Editos et Chroniques La chronique de Gaston KELMAN

Une lecture du drame sud-africain

Nous avons suivi dans les médias une certaine lecture du drame sud-africain. L’on semble surpris de voir ce qui se passe dans ce pays. Si j’ai bien compris, alors c’est que je n’ai rien compris. Cela signifierait que ces gens, dont beaucoup de journalistes politiques de haute futaie, font de drôles d’analyses; que l’on est surpris de la violence en Afrique du Sud, dirigée vers les «frères» noirs venus du reste de l’Afrique. Pourtant, il était clair dès le début que ce pays, du jour où l’apartheid a pris fin sur le papier, entamait une ère d’une incertitude profonde.

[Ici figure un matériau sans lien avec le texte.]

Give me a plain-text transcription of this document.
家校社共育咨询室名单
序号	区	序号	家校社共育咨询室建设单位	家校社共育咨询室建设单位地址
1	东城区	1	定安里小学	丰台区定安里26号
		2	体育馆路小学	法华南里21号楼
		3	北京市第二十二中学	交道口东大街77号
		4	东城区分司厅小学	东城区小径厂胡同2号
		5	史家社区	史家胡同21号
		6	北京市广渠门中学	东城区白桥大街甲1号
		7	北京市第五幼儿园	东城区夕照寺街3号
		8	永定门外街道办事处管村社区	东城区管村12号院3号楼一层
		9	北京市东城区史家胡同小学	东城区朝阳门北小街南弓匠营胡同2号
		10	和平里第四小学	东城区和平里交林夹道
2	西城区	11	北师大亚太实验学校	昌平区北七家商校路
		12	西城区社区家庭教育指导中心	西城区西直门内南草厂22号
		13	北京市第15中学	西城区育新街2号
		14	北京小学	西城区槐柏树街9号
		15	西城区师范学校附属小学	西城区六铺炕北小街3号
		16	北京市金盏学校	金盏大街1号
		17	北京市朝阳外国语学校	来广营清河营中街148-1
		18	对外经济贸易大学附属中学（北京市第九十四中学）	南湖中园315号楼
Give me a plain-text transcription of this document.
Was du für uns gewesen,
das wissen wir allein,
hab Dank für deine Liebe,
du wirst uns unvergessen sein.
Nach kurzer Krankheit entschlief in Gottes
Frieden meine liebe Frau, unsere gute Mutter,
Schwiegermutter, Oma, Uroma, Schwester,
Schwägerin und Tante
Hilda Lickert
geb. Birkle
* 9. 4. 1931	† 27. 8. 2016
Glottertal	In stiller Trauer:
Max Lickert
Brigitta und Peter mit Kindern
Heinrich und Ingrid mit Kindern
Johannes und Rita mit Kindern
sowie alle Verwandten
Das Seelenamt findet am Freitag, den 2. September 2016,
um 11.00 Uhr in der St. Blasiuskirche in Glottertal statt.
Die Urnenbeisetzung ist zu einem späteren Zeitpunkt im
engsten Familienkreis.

Je parle ’incertitude. Mais en fait, il était certain que nous allions vers une explosion sociale sans précédent. Imaginer qu’un peuple qui a vécu un tel trauma, qui se retrouve dans une situation zombiesque, sans éducation, sans culture et sans passer par une catharsis géante, allait récupérer un minimum de sérénité après une grand-messe de simili-réconciliation, c’était faire preuve d’une naïveté coupable. Car mettre sur un même plan les coupables et leurs victimes et demander à tout ce monde de s’embrasser, c’était au mieux nier la profondeur du mal.
Les coupables sont retournés dans leur luxe, les victimes dans leur misère atavique. Cesu qui devait arriver arriva très vite. Il se posa sur le pays une chape de violence inégalée à ce jour, qui n’est rien d’autre que le syndrome du dominé supposé libre. Alors, sa violence va exploser. Nous avons vu le film La Couleur pourpre aux États-Unis et nous connaissons le sort des restaveks haïtiens. Puisque le coupable est inaccessible, l’on va diriger sa violence vers son alter ego le plus faible. Avant de s’attaquer aux étrangers noirs, faibles parmi les faibles, les Sud-Africains se sont entretués pêle-mêle et s’entretuent encore. Ils ont bien essayé de s’attaquer, comme le loup de La Fontaine, aux nantis. Mais les miradors et les vigiles armés des résidences surprotégées les en ont dissuadés ainsi que les lanceflammes des voitures protégeant leurs occupants du car-jacking.
Les étrangers noirs deviennent aussi les coupables parfaits. On les accuse de n’avoir pas été fraternels du temps de l’apartheid, quand les Cubains volaient au secours des Angolais. On les accuse de voler le travail des natifs et leur bien-être. Ils acceptent des salaires de misère quand les autochtones réclament l’indexation de leur traitement sur celui des Blancs. À cause d’eux, l’on ne peut pas profiter de Johannesburg City Center qui était interdit du temps de l’apartheid et qu’ils squattent désormais après la fuite des Blancs vers Sandton, la banlieue chic avec sa city futuriste.
Combien de temps allons-nous refuser de comprendre cela? Que l’image de Nelson Mandela est très écornée dans les matchboxes des townships; que la Commission vérité et réconciliation a eu des effets catastrophiques, de même que le prix Nobel de Frederik de Klerk; que nous ne sommes qu’au début du cyclone. Senghor avait bien vu «un matin sortant de la brume de l’aube, la forêt des têtes laineuses, les bras fanés, le ventre cave, les yeux et les lèvres immenses, appelant un dieu impossible ». Mais Dieu ne répond que par un froid silence aux cris lancinants des damnés. Les têtes laineuses errent âmes en peine dans la brume confuse de l’aube post-apartheid; aube peut-être, mais aube brumeuse et incertaine. Et nous, nous restons sourds à tant de souffrances bafouées, dans nos analyses prédigérées. Je ne cautionne rien, je crie.